A veces el arte ilustra con mayor sensibilidad que la ciencia. Es el caso del óleo de Arthur Drummond (Reino Unido, 1871- 1951) exhibido en la Royal Academy en 1898 y titulado, precisamente, His Majesty the Baby. Muestra en el centro mismo del cuadro a un niño lujosamente ataviado, capita de armiño, sombrero de terciopelo con plumas de faisán, ropajes de seda. Al cuidado de su nana, el severo tráfico londinense se interrumpe; hombre, mujeres y bestias ponen los ojos en él. Hasta un caballo pega un corcovo ante la repentina detención. El policía es quien ataja a la multitud para que el paso del infante trace su individual sendero.

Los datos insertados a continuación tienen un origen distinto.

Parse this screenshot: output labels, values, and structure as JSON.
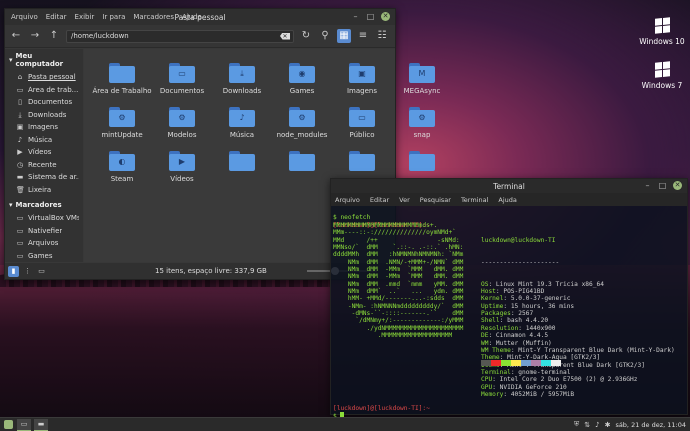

Lustros después, la escena le sirve a Sigmund Freud para ejemplificar dos de sus más importantes textos; en 1907 El Creador Literario y el Fantaseo, y en 1914 Introducción al Narcisismo. A éste último libro corresponden las citas extractadas aquí, en función de su notable correspondencia, mutatis mutandis, con la construcción fantasiosa del quetejedi, que suple el Baby por El Mercado – y sucedáneos. No se nos escapa lo impropio para todo rigor el trasladar categorías correspondientes al universo subjetivo a cualquier realidad histórico-social (es un lujo privativo de los flujos eólicos y de Georgy Germany). Porque, como lo que hizo Hitler no se explica por una mamá fálica y un papá chambón, tampoco ahora. Valga pues en tanto metáfora.

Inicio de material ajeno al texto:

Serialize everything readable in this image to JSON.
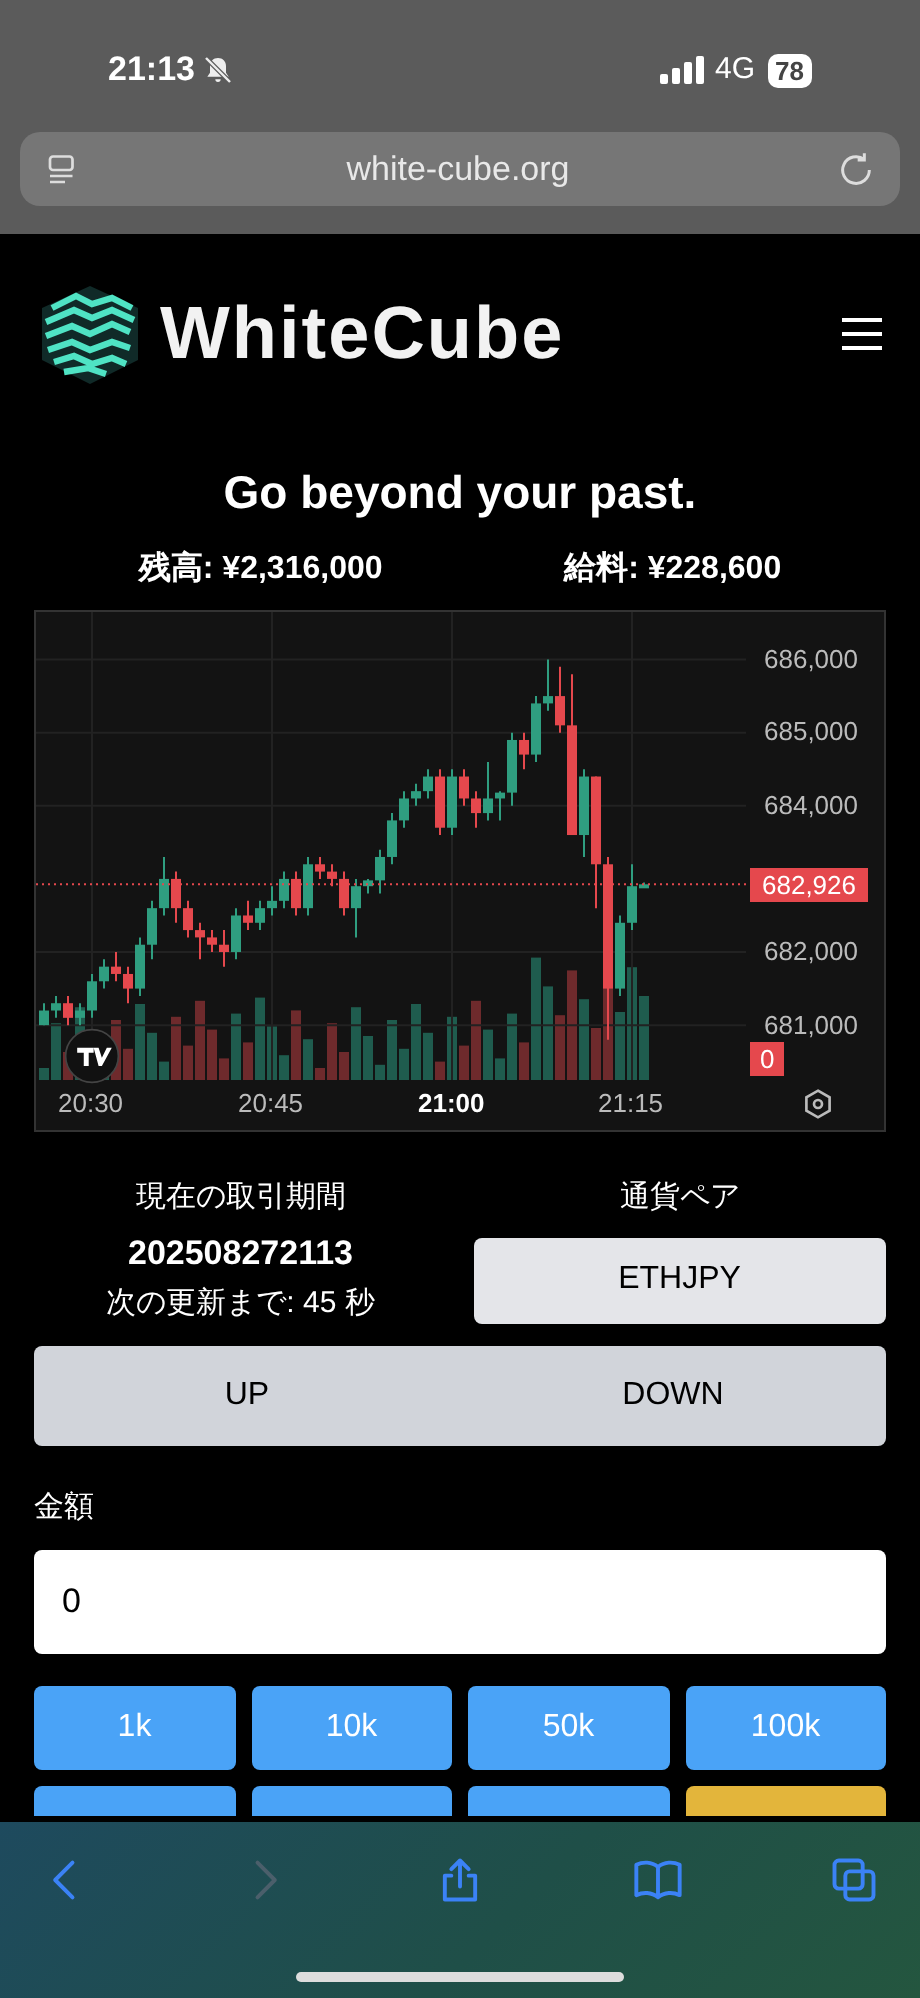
{
  "status_bar": {
    "time": "21:13",
    "network": "4G",
    "battery": "78"
  },
  "browser": {
    "url": "white-cube.org"
  },
  "header": {
    "brand": "WhiteCube"
  },
  "hero": {
    "title": "Go beyond your past."
  },
  "balances": [
    {
      "label": "残高: ¥2,316,000"
    },
    {
      "label": "給料: ¥228,600"
    }
  ],
  "chart": {
    "chart_data": {
      "type": "candlestick",
      "categories": [
        null,
        null,
        null,
        null,
        "20:30",
        null,
        null,
        null,
        null,
        null,
        null,
        null,
        null,
        null,
        null,
        null,
        null,
        null,
        null,
        "20:45",
        null,
        null,
        null,
        null,
        null,
        null,
        null,
        null,
        null,
        null,
        null,
        null,
        null,
        null,
        "21:00",
        null,
        null,
        null,
        null,
        null,
        null,
        null,
        null,
        null,
        null,
        null,
        null,
        null,
        null,
        "21:15",
        null
      ],
      "ylim": [
        680250,
        686650
      ],
      "grid": true,
      "ref_lines": [
        {
          "axis": "y",
          "value": 682926,
          "label": "682,926"
        }
      ],
      "ohlc": [
        [
          681000,
          681300,
          681000,
          681200
        ],
        [
          681200,
          681400,
          681100,
          681300
        ],
        [
          681300,
          681400,
          681000,
          681100
        ],
        [
          681100,
          681300,
          681000,
          681200
        ],
        [
          681200,
          681700,
          681100,
          681600
        ],
        [
          681600,
          681900,
          681500,
          681800
        ],
        [
          681800,
          682000,
          681600,
          681700
        ],
        [
          681700,
          681800,
          681300,
          681500
        ],
        [
          681500,
          682200,
          681400,
          682100
        ],
        [
          682100,
          682700,
          681900,
          682600
        ],
        [
          682600,
          683300,
          682500,
          683000
        ],
        [
          683000,
          683100,
          682400,
          682600
        ],
        [
          682600,
          682700,
          682200,
          682300
        ],
        [
          682300,
          682400,
          681900,
          682200
        ],
        [
          682200,
          682300,
          682000,
          682100
        ],
        [
          682100,
          682300,
          681800,
          682000
        ],
        [
          682000,
          682600,
          681900,
          682500
        ],
        [
          682500,
          682700,
          682300,
          682400
        ],
        [
          682400,
          682700,
          682300,
          682600
        ],
        [
          682600,
          682900,
          682500,
          682700
        ],
        [
          682700,
          683100,
          682600,
          683000
        ],
        [
          683000,
          683100,
          682500,
          682600
        ],
        [
          682600,
          683300,
          682500,
          683200
        ],
        [
          683200,
          683300,
          683000,
          683100
        ],
        [
          683100,
          683200,
          682900,
          683000
        ],
        [
          683000,
          683100,
          682500,
          682600
        ],
        [
          682600,
          683000,
          682200,
          682900
        ],
        [
          682900,
          683000,
          682800,
          682980
        ],
        [
          682980,
          683400,
          682800,
          683300
        ],
        [
          683300,
          683900,
          683200,
          683800
        ],
        [
          683800,
          684200,
          683700,
          684100
        ],
        [
          684100,
          684300,
          684000,
          684200
        ],
        [
          684200,
          684500,
          684100,
          684400
        ],
        [
          684400,
          684500,
          683600,
          683700
        ],
        [
          683700,
          684500,
          683600,
          684400
        ],
        [
          684400,
          684500,
          684000,
          684100
        ],
        [
          684100,
          684200,
          683700,
          683900
        ],
        [
          683900,
          684600,
          683800,
          684100
        ],
        [
          684100,
          684200,
          683800,
          684180
        ],
        [
          684180,
          685000,
          684000,
          684900
        ],
        [
          684900,
          685000,
          684500,
          684700
        ],
        [
          684700,
          685500,
          684600,
          685400
        ],
        [
          685400,
          686000,
          685300,
          685500
        ],
        [
          685500,
          685900,
          685000,
          685100
        ],
        [
          685100,
          685800,
          683600,
          683600
        ],
        [
          683600,
          684500,
          683300,
          684400
        ],
        [
          684400,
          684400,
          682600,
          683200
        ],
        [
          683200,
          683300,
          680800,
          681500
        ],
        [
          681500,
          682500,
          681400,
          682400
        ],
        [
          682400,
          683200,
          682300,
          682900
        ],
        [
          682900,
          682950,
          682900,
          682926
        ]
      ],
      "yticks": [
        {
          "value": 686000,
          "label": "686,000"
        },
        {
          "value": 685000,
          "label": "685,000"
        },
        {
          "value": 684000,
          "label": "684,000"
        },
        {
          "value": 682000,
          "label": "682,000"
        },
        {
          "value": 681000,
          "label": "681,000"
        }
      ]
    },
    "x_label_emphasis": [
      false,
      false,
      true,
      false
    ],
    "volume_tag": "0"
  },
  "period": {
    "label": "現在の取引期間",
    "value": "202508272113",
    "countdown": "次の更新まで: 45 秒"
  },
  "pair": {
    "label": "通貨ペア",
    "value": "ETHJPY"
  },
  "direction": [
    {
      "label": "UP",
      "selected": false
    },
    {
      "label": "DOWN",
      "selected": false
    }
  ],
  "amount": {
    "label": "金額",
    "value": "0"
  },
  "presets": [
    {
      "label": "1k",
      "color": "#4aa3f7"
    },
    {
      "label": "10k",
      "color": "#4aa3f7"
    },
    {
      "label": "50k",
      "color": "#4aa3f7"
    },
    {
      "label": "100k",
      "color": "#4aa3f7"
    },
    {
      "color": "#4aa3f7"
    },
    {
      "color": "#4aa3f7"
    },
    {
      "color": "#4aa3f7"
    },
    {
      "color": "#e3b53b"
    }
  ],
  "toolbar": [
    {
      "kind": "back",
      "disabled": false
    },
    {
      "kind": "forward",
      "disabled": true
    },
    {
      "kind": "share",
      "disabled": false
    },
    {
      "kind": "bookmarks",
      "disabled": false
    },
    {
      "kind": "tabs",
      "disabled": false
    }
  ]
}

Tanto el cuadro como el texto de Freud reflejan, alegóricamente el primero, de modo sistemático el segundo, la materialización de un ideal que, en tanto tal, difícilmente se asemeje a la práctica efectiva. La desilusión que produce tamaño desacople, hace de frustración, creencia. Acaso fetiche, al cual se le otorgan todos los poderes del universo; condensa el conjunto de los sentidos y significaciones de la galaxia y, al decir del inventor del psicoanálisis, éste “estigma narcisista” que en su paroxismo acaricia la inmortalidad, es “duramente negado por la realidad” y procede a buscar “seguridad refugiándose en…” El Mercado, como construcción reemplazante de aquella evidencia que se le ofrece a los sentidos en el transcurrir de los días.

Mientras perduran ciertos rasgos semejantes, la fantasía se sostiene. Cuando la pérfida realidad avanza en su desmentida, la fantasía en forma paulatina la reemplaza, hasta ocupar la mayor parte, si no todo el espacio imaginario, aún el raciocinio. Los efectos equivalen a que el pueblo en masa,o un solo pibe, le grite al quetejedi la peor verdad que sus orejas puedan escuchar: “¡Nuevo rico!”.